Die Basen des Anticodons sind "frei", d.h. nicht mit anderen Basen innerhalb des tRNS-Moleküls gepaart. (Sie sind nicht an der Stabilisierung seiner Sekundär- und Tertiärstruktur beteiligt.)
Die Aminosäure hängt am entgegengesetzten Ende des tRNS-Moleküls an einem der freien Enden (dem 3'-Ende).
tRNS bildet klar determinierte Tertiärstrukturen aus. Die Moleküle nehmen damit eine kompakte Form an.

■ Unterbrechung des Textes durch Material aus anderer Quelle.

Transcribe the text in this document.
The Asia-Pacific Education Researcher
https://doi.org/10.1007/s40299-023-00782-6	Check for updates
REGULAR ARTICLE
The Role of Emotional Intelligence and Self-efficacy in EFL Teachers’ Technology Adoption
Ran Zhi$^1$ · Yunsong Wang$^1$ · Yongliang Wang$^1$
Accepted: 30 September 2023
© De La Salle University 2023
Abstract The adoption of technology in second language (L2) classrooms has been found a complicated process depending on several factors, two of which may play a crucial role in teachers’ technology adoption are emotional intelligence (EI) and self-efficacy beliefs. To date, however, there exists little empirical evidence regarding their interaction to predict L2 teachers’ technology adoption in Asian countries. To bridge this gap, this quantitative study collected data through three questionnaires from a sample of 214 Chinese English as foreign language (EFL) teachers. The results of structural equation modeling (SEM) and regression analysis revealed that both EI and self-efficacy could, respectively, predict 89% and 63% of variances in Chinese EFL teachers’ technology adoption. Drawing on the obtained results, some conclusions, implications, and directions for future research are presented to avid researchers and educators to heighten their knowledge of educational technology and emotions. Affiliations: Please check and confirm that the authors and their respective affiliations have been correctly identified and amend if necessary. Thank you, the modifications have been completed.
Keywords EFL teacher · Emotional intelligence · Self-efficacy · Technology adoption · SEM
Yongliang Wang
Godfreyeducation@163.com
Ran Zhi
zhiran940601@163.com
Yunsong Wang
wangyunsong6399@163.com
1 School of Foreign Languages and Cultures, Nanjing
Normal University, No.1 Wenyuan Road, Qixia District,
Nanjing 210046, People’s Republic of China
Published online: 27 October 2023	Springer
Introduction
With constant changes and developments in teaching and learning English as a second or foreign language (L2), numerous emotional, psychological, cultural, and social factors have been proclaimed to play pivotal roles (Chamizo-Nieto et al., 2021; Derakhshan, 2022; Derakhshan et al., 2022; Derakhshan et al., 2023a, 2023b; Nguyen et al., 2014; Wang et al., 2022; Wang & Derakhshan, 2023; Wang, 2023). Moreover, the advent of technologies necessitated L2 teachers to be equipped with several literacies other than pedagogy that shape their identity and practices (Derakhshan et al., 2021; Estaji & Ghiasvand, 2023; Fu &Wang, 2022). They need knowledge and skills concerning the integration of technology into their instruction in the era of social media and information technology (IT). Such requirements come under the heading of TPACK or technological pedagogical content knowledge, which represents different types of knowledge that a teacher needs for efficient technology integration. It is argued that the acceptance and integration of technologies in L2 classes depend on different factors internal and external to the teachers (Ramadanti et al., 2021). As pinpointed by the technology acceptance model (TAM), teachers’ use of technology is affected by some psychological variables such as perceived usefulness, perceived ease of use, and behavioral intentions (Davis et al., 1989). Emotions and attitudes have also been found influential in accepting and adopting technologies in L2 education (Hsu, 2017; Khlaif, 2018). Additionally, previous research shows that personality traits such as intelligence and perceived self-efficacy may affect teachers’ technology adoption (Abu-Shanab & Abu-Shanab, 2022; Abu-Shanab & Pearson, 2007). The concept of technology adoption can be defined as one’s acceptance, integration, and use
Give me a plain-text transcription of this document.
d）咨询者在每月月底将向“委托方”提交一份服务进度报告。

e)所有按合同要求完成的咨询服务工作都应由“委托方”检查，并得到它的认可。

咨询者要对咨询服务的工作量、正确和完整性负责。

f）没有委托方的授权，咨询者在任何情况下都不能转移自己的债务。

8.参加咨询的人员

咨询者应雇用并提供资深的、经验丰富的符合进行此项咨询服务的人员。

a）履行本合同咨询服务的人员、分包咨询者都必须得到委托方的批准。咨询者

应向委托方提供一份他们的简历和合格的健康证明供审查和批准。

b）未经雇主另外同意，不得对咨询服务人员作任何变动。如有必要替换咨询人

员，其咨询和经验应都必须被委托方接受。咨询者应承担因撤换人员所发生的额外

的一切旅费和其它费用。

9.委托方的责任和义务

Die genannten Eigenschaften bilden die Voraussetzungen für
die Adaptorfunktion. Wegen der kompakten Form können an einem
mRNS-Molekül nebeneinander mehrere tRNS-Moleküle gebunden
werden, so daß Codon für Codon lückenlos besetzt
wird. Aus Stabilitätsgründen können derartige Assoziationen
in freier Lösung jedoch nicht existieren. Zur Ausbildung
einer Peptidbindung zwischen zwei Aminosäuren müssen
sie in räumliche Nähe zueinander gebracht werden. Da
ein oder mehrere Enzyme alleine dazu nicht in der Lage sind, wird
die Oberfläche einer großen supramolekularen Struktur
benötigt. Diese Aufgabe erfüllen die Ribosomen.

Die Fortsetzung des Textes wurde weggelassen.